Monitoring mechanical hazard fuel reduction
Over the last few years much attention has focused on treating hazardous fuels surrounding developed areas to protect structures and ensure firefighter safety in the event of a wildfire. The fire effects crew monitors fuel reduction activities by sampling and providing information on ground and canopy fuel loadings. Hazard fuel reduction seeks a balance between removing hazardous fuels and preserving the esthetics of the landscape. The crew samples overstory tree fuel loading, understory density, and surface fuel loading. Photopoints are used to monitor changes in the scenery. The information is compared to target fuel loads to ensure that management objectives are met.
Assessment of fire severity using satellite imagery
Historically fire severity and extent were mapped on topographic maps by ground crews or from aircraft. Both methods are costly and inefficient, providing simple line drawings with little detail. With the advent of satellite imagery fire perimeters and severity may be mapped at the scale of 30 m (98') pixels. For example, a 1,000 ha (2,500 acre) fire is composed of over 14,000 individual picture elements in the satellite image, each representing some level of fire severity and providing an unprecedented level of information. In order for the satellite image to be meaningful the information that the satellite "sees" must be correlated with observed conditions on the ground. The correlation is called ground-truthing. The fire effects crew walks each eligible burn assessing fire severity information which is used to ground-truth the image. When complete the images will be used to update the vegetation and fire history layers of the park's geographic information database and become usable to resource managers and researchers. See this link for more information: Monitoring Trends in Burn Severity.

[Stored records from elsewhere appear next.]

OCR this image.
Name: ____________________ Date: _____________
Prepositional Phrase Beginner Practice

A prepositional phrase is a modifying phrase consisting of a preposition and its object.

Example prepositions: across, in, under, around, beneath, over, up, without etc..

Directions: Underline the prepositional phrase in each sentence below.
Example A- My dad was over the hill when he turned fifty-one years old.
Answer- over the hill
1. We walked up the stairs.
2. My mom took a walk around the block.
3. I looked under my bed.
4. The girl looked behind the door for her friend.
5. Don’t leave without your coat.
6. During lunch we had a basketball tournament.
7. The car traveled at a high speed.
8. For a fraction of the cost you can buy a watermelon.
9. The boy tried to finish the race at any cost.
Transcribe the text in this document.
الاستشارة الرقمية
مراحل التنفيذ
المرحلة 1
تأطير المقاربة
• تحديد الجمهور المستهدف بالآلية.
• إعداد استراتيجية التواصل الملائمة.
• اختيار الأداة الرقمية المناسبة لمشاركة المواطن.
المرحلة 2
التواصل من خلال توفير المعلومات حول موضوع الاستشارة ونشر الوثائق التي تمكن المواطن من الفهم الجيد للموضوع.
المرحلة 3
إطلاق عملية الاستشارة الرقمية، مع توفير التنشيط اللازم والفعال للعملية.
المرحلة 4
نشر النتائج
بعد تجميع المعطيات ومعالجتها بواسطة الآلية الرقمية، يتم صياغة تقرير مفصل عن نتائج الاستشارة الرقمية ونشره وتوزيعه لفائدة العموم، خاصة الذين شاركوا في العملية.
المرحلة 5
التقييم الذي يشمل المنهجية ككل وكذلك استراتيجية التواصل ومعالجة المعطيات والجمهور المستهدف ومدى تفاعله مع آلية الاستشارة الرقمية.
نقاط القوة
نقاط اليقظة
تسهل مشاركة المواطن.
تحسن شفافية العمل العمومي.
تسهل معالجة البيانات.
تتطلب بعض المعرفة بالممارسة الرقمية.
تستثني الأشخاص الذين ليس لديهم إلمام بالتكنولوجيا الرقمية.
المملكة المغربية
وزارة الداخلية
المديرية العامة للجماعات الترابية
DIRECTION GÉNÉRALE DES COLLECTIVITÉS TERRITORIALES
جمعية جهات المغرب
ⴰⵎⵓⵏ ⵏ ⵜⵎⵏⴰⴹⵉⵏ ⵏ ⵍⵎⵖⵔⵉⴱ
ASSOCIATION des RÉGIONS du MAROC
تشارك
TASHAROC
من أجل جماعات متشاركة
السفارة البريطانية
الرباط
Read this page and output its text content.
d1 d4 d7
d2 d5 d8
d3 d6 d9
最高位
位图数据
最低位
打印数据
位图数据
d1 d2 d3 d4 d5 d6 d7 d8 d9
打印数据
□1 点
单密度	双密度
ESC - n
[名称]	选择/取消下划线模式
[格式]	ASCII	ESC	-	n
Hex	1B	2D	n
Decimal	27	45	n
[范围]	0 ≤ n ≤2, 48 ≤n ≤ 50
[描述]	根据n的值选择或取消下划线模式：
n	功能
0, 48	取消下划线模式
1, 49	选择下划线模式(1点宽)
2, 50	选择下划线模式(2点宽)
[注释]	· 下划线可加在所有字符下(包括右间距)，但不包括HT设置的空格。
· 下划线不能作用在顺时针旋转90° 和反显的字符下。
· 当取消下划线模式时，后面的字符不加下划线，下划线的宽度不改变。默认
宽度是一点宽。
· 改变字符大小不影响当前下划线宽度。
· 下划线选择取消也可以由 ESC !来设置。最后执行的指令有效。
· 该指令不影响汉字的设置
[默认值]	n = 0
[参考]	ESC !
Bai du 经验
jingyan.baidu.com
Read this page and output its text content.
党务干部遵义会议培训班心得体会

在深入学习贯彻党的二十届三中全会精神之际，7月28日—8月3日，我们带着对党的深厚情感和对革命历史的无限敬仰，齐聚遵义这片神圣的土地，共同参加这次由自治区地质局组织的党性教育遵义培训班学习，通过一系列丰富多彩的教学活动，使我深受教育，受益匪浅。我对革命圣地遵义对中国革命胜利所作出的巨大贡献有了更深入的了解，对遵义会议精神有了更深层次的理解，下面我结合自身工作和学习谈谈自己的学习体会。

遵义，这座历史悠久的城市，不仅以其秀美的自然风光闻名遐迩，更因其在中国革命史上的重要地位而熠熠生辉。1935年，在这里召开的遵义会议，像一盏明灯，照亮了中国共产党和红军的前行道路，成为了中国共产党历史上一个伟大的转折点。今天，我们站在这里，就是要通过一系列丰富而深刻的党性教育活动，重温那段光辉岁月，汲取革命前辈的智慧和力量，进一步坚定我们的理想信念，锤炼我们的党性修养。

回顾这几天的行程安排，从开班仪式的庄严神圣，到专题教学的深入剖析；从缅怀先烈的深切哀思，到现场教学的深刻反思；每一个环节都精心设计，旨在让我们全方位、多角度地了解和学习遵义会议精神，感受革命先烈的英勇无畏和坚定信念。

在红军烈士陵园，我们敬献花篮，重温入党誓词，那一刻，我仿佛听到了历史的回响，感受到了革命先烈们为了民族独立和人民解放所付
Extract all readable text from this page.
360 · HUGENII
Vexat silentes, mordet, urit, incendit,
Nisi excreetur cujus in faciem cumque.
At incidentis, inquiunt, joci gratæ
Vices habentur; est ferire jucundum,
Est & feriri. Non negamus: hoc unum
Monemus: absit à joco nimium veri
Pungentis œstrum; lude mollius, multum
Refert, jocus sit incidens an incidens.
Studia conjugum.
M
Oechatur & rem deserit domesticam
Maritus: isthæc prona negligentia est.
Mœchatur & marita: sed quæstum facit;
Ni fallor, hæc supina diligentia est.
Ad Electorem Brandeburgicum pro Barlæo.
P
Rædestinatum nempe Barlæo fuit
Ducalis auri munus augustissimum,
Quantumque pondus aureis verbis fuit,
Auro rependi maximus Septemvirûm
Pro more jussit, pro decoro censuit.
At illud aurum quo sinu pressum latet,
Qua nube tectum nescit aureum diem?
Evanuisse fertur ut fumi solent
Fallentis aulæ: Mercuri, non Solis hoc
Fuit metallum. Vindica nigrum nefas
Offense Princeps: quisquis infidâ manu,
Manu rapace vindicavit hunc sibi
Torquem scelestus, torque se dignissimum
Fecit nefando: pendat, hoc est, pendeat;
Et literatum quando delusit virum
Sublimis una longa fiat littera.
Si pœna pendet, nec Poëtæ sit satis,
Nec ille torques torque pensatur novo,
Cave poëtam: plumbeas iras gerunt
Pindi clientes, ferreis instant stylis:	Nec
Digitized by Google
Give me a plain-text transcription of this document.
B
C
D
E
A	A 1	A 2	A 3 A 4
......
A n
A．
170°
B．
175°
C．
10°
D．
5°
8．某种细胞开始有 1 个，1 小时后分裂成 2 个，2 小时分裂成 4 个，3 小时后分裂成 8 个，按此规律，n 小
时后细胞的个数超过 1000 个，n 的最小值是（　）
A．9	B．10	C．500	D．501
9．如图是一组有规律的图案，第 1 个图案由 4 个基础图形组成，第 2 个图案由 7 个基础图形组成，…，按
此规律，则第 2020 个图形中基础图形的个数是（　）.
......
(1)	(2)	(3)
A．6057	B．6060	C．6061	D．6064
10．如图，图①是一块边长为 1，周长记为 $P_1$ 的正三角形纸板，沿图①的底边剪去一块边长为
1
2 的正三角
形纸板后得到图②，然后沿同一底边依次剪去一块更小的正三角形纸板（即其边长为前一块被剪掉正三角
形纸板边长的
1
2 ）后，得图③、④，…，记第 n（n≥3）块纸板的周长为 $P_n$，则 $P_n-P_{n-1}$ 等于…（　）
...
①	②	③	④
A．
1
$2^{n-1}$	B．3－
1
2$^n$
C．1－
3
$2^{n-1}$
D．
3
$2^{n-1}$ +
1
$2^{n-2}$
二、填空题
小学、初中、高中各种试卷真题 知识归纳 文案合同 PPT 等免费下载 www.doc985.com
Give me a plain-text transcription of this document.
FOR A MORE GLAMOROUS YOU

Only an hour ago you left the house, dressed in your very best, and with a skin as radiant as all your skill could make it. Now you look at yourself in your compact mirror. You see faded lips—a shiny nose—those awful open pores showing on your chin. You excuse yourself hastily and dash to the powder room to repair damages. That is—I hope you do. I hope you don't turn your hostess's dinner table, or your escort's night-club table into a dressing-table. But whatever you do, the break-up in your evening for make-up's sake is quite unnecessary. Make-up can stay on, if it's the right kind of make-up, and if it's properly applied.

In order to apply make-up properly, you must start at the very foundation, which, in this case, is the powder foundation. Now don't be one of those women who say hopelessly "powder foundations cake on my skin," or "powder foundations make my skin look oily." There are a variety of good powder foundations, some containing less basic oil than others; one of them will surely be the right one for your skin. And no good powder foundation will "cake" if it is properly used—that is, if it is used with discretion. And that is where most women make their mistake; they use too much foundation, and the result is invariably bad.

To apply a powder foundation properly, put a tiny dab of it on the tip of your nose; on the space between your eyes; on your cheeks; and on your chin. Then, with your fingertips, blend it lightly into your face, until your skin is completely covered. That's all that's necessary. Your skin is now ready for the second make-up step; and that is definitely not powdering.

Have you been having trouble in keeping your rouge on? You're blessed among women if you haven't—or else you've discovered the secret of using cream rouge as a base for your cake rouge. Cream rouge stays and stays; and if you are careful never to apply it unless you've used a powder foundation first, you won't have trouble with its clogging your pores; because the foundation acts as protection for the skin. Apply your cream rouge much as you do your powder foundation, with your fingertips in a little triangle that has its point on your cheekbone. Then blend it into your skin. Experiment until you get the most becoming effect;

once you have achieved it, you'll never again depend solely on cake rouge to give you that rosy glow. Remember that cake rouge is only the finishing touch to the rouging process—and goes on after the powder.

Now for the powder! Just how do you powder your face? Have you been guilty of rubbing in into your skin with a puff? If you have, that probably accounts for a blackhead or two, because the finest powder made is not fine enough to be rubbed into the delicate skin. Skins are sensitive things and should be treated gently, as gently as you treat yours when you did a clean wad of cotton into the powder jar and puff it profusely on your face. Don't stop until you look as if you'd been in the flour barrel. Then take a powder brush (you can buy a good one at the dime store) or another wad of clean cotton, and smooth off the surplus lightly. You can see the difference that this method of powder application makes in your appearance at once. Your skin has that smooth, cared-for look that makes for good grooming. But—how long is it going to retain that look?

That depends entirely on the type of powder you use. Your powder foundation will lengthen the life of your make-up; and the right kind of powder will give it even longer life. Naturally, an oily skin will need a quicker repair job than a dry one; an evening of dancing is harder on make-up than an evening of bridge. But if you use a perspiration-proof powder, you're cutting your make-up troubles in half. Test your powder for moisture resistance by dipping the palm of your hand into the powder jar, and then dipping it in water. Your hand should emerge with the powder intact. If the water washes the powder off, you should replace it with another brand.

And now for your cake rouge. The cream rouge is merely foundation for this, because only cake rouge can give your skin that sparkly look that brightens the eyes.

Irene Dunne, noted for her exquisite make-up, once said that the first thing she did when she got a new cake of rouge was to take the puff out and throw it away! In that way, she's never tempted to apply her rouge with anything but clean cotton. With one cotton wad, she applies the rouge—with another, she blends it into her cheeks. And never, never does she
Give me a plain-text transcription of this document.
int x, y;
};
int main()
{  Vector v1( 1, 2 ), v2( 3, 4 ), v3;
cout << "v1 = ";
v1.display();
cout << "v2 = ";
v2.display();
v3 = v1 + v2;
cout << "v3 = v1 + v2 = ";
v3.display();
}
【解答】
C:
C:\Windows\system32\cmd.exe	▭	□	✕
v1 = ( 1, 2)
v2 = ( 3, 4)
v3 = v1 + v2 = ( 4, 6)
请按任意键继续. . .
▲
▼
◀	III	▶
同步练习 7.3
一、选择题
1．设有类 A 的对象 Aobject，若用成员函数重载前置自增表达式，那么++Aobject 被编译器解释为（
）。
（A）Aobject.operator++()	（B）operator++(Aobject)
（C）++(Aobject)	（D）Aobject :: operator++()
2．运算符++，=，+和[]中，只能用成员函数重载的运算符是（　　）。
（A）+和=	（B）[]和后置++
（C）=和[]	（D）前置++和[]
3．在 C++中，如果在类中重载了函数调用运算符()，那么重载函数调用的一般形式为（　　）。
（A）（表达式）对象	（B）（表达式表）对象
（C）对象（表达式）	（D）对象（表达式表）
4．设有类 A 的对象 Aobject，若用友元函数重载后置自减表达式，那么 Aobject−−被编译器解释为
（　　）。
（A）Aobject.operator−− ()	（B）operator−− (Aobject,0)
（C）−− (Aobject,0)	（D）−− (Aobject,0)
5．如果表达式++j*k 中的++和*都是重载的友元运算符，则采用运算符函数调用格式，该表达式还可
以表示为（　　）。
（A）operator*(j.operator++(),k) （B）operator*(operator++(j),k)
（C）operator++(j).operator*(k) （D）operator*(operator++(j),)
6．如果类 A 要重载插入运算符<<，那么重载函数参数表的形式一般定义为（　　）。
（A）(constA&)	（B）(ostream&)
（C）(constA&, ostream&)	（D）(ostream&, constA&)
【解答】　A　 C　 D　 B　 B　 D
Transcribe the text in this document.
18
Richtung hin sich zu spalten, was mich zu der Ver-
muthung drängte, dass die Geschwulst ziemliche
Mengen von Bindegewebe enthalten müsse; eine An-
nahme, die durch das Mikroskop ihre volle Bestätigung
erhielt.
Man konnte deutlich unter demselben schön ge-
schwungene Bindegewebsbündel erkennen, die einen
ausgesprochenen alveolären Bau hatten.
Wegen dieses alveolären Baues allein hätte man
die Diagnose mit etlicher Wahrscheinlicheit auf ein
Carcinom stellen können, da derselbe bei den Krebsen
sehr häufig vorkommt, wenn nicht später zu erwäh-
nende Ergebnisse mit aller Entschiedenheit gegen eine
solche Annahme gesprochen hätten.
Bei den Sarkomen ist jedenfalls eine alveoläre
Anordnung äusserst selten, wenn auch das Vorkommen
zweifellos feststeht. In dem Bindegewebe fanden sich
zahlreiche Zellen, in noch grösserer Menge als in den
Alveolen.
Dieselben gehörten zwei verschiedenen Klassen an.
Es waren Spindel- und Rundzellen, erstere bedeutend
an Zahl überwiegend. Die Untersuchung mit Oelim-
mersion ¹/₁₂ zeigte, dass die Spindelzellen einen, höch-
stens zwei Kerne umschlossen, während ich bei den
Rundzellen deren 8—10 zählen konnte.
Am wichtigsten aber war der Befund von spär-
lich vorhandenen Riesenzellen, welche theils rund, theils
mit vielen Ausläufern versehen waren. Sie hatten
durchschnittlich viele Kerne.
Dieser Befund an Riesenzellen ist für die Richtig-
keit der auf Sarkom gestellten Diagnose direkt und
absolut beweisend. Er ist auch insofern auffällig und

A fire history database for Yellowstone National Park 1931-2004
Yellowstone National park has sporadic records of fires dating back to the 1880s. After 1930 records were consistently kept but differences in filing and storage over the years prevented their general use. Beginning in 2000 the Fire Management Office researched and collected all the information from the archives and created a systematic database consisting of narrative and spatial data. Fire perimeters were created in the park's geographic information database for fires >40 ha (100 acres). Smaller fires were mapped as points. All related information for each fire was transcribed into a searchable database.
FMH protocols in YellowstoneYellowstone's fire effects monitoring crew became established in 1998. Installation and monitoring of standard fire effects monitoring plots occurred in 1999. To date approximately 25 plots have been established in hazard fuel reduction areas and proposed prescribed burn units, but mostly installed ahead of naturally ignited fires. Of the latter set of plots about one half are burned by the fire, providing pre- and post-burn data. The majority of initial monitoring efforts were directed at the park's extensive lodgepole pine forests. However we are now focusing attention on the less represented Douglas-fir forests in the northern, lower elevation areas of the park, and whitebark pine forests at high elevation. These plots are used to relate fire behavior to vegetation and fuel loading, and to track long-term changes in the ecosystem as a result of fire.